At the beginning of the year, there was a lot of controversy over which prospect rated higher – BA had Moustakas #1, but BP had Hosmer #1. We’re going to have the same debate this off-season, for all the wrong reasons. Unless Hosmer starts to rake a little for the Blue Rocks this month, he’s had the slightly more disappointing season, and the relative rankings of these two players won’t change. Grade: D+.

3) Danny Cortes, RHP, 22. Yeah, because I really want to relive this again.
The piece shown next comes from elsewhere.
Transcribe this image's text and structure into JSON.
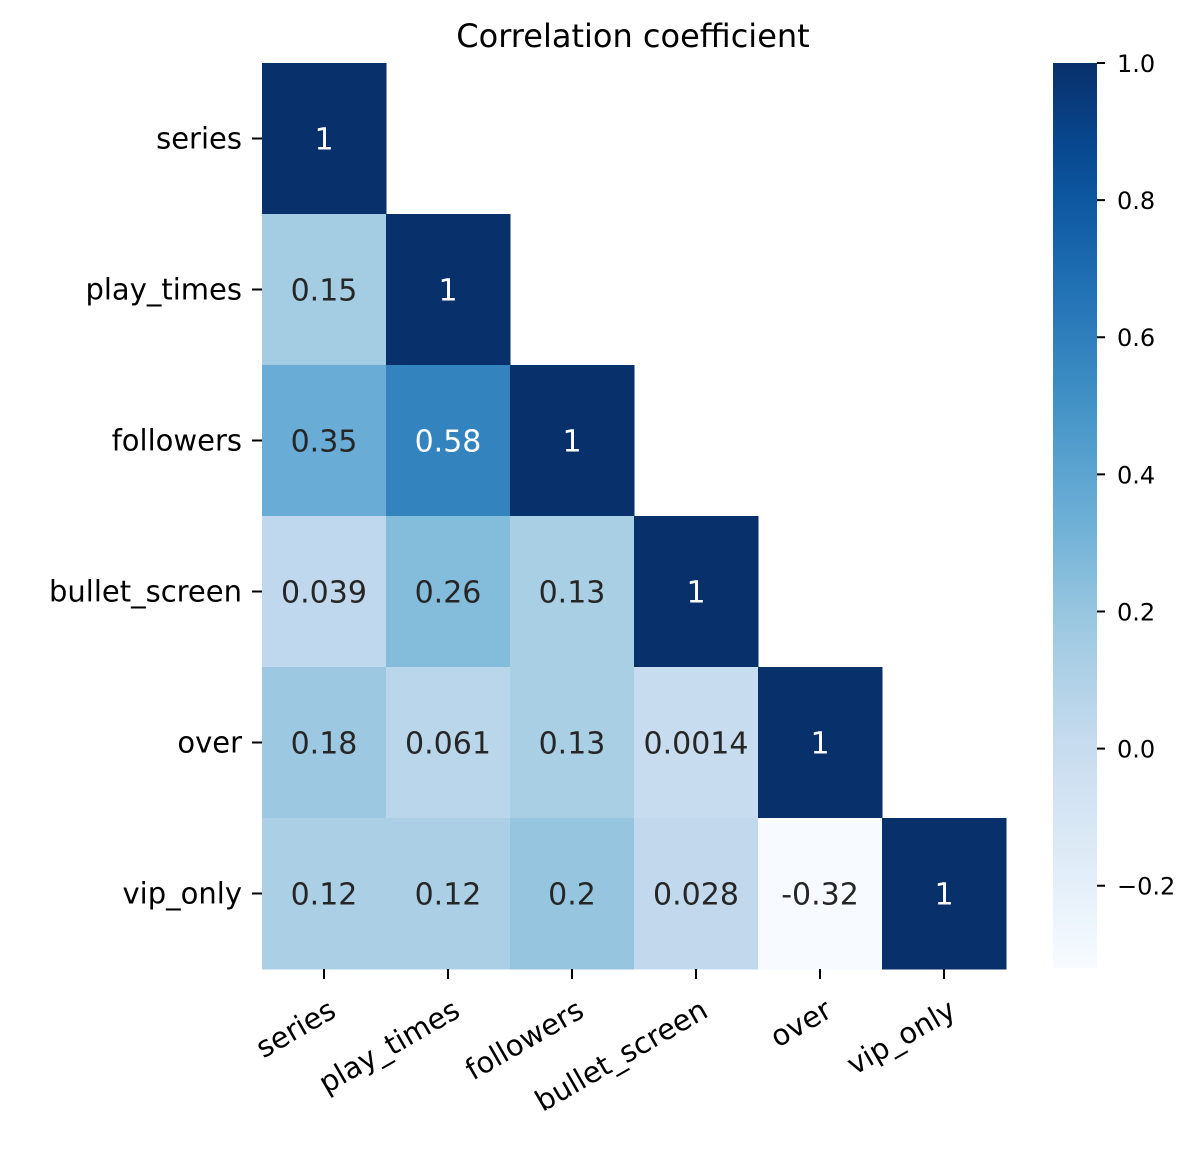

Cortes was having a truly disappointing season – his walks were way up, his strikeouts down, despite repeating Double-A – before he was traded for Yuniesky Betancourt. (If Alexei Ramirez is the Cuban Missile, can Betancourt just be the Cuban Crisis?) Since the trade he has made four starts with the Mariners, and continues to walk guys (13 in 20 IP), but at least he’s getting the strikeouts (22). It’s easy to forget: he’s just 22, younger than Aaron Crow, and he still has the power stuff, he’s just lost his command. I have this sinking feeling that he’s going to arrive late next year as a shutdown setup man for the Mariners. For metamorphosing into Betancourt, I’m tempted to give him an F- grade, but based on his actual performance, Grade: D.
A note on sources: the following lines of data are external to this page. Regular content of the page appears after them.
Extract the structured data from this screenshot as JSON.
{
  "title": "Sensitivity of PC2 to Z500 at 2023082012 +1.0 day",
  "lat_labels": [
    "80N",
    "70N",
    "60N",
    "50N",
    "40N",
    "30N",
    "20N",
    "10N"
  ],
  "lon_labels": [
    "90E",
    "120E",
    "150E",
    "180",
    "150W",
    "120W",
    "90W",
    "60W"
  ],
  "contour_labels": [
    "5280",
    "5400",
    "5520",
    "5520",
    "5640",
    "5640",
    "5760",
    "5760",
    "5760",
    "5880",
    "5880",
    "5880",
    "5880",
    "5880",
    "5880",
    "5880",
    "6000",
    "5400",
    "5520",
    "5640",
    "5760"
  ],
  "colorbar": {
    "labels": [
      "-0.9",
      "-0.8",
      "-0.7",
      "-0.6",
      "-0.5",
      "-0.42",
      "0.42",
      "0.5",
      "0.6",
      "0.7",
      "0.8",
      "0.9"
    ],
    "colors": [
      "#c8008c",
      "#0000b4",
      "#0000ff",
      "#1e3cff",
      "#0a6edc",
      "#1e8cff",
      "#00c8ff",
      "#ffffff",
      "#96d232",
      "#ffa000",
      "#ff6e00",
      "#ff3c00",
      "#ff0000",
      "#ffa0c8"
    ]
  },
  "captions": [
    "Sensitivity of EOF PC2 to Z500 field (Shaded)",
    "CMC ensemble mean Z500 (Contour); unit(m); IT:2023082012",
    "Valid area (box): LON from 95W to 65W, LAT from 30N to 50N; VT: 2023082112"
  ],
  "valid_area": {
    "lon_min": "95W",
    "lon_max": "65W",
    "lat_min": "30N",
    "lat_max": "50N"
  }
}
4) Michael Montgomery, LHP, 20. Like so many other Royals prospect, he was old for his draft class – he actually turned 20 on July 1st, just a year after he was drafted – but unlike so many others, he’s developing nicely. In 12 starts for Burlington he had a 2.17 ERA, with 52 Ks in 58 innings, before he was promoted to Wilmington – he’s allowed three runs in nine innings so far. When Cortes was traded there was a lot of talk about Danny Duffy being the Royals’ best pitching prospect, but I still think Montgomery is better. His velocity is a tick better – sitting in the low 90s as opposed to touching the low 90s – and his body has a little more projection than Duffy’s does. The Royals have a ton of high-upside arms in their farm system, but Montgomery might have the highest upside of them all. If Moustakas and Hosmer don’t get it going soon, Montgomery’s a legitimate candidate to be rated the #1 prospect in the organization at year’s end. Grade: B+.

5) Tim Melville, RHP, 19. The Royals signed Melville, a Missouri high school product, in the fourth round last year when he fell from his projection as a late first-round pick because of signability concerns. His selection may well represent a tipping point in the history of the Royals’ draft – the moment when the Royals went from being one of the victims of the draft’s economics to one of the aggressors. Before Melville, the last time the Royals got a first-round talent this late in the draft was probably Bo Jackson in 1986.

Melville started the year in extended spring training, but debuted with Burlington in May and has been consistently good, not great, all season. In 15 starts he’s thrown 68 innings, allowed 64 hits, walked 29, struck out 65, and surrendered 6 homers. There’s some hint that he may be improving as the season goes on – in his last six starts he has a K/BB ratio of 35/11 in just 28 innings. The perfect Grade: B- guy – he’s exactly what we thought he was at the beginning of the year. That’s a compliment.